Why is the pointer declared in main() not changed?

Question

I know call by pointers in which we pass address of variables.Something like this:

void swap(int *x, int *y)
{
   int temp;
   temp = *x; /* save the value at address x */
   *x = *y; /* put y into x */
   *y = temp; /* put x into y */

   return;
}

  swap(&a, &b);

And also call by reference,in both of these methods the changes made in the function are reflected in actual arguments' variable.
But why are actual parameters passed in this case of call not changed:

#include <iostream>
using namespace std;
void foo(int* c){
c=c+1;
}
int main()
{
    int a=5;
    int *c=&a;
    cout<<&c<<endl; //0x7ffe1a74f3b0
    foo(c);        
    cout<<*c<<endl;//5
    cout<<&c<<endl;//0x7ffe1a74f3b0
}

Here c passed to foo() is address of a.So how this is call by value.
Here c should have printed garbage value according to me.Please explain what has happened here.

Answer 1

And also call by reference, in both of these methods the changes made in the function are reflected in actual arguments' variable.

There is an important difference, though: the changes are always made to whatever is referenced/pointed to, never to the reference/pointer itself (modifying a reference is impossible in general).

That is why assigning c a new value inside foo has no effect on c outside foo: the pointer passed to a function is copied.

If you need to modify the pointer, you need to add another level of dereference by passing a pointer reference or a pointer to a pointer.

Answer 2

Following on from comments, the variable c defined in function main is a different variable to the parameter c of function foo.
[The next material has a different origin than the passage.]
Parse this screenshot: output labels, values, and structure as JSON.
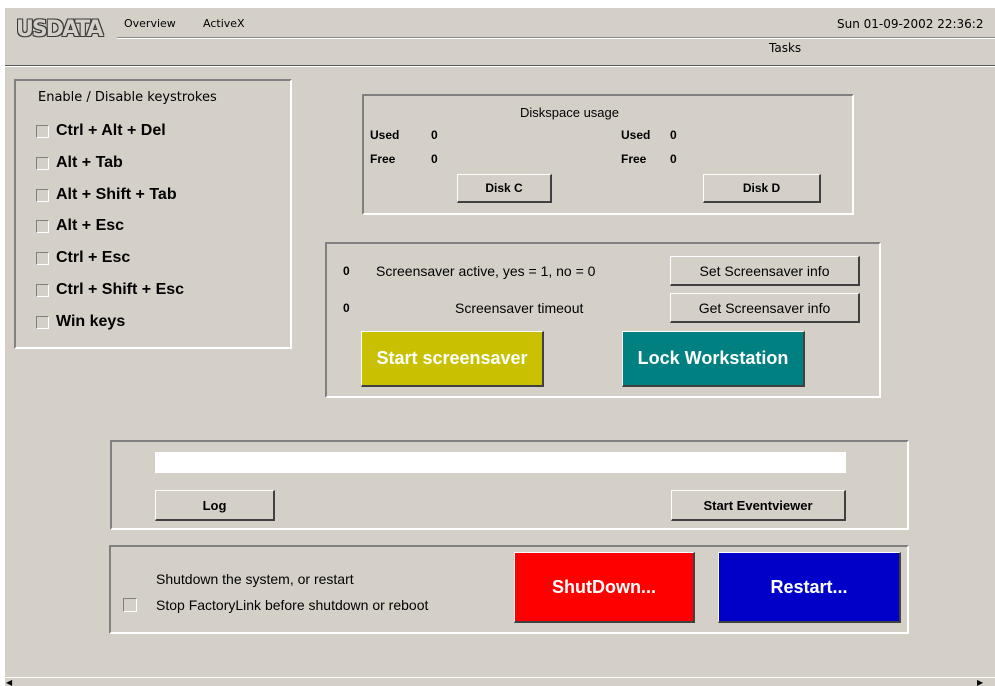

If you want foo to be able to modify main's c, that is modify the address that c's pointer type holds, then you need to pass either a reference or pointer to c to the function instead.

Here is an example that shows the difference between passing c by value (as int *), or by reference (as int ** or int *&). Don't be fooled by the fact that int * is a pointer type, that means that it can receive an int by reference or an int * by value. And since main's c is int * rather than int, main c is being passed by value.

Note the differences in how the functions are called (whether c needs the address operator & in the function call) and the outcome of each function.

#include <iostream>
using namespace std;

void foo_int_ptr(int* c)
{
    c=c+1;
}

void foo_int_ptr_ptr(int** c)
{
    *c=*c+1;
}

void foo_int_ptr_ref(int*& c)
{
    c=c+1;
}

int main()
{
    int a=5;
    int *c=&a;
    cout << "&c=" << &c << ", c=" << c << ", *c=" << (c==&a ? std::to_string(*c) : std::string("INVALID PTR")) << endl;
    foo_int_ptr(c);
    cout << "&c=" << &c << ", c=" << c << ", *c=" << (c==&a ? std::to_string(*c) : std::string("INVALID PTR")) << endl;
    foo_int_ptr_ptr(&c);
    cout << "&c=" << &c << ", c=" << c << ", *c=" << (c==&a ? std::to_string(*c) : std::string("INVALID PTR")) << endl;
    foo_int_ptr_ref(c);
    cout << "&c=" << &c << ", c=" << c << ", *c=" << (c==&a ? std::to_string(*c) : std::string("INVALID PTR")) << endl;
}

Output:

&c=0x7e02d81808b8, c=0x7e02d81808ac, *c=5
&c=0x7e02d81808b8, c=0x7e02d81808ac, *c=5
&c=0x7e02d81808b8, c=0x7e02d81808b0, *c=INVALID PTR
&c=0x7e02d81808b8, c=0x7e02d81808b4, *c=INVALID PTR

Answer 3

there is a mistake in your thinking about this ..

int *c = &a; 

this doesn't mean that c "contains" address of a, this means that c is a pointer TO the address of a. Passing a pointer to foo() will not do anything.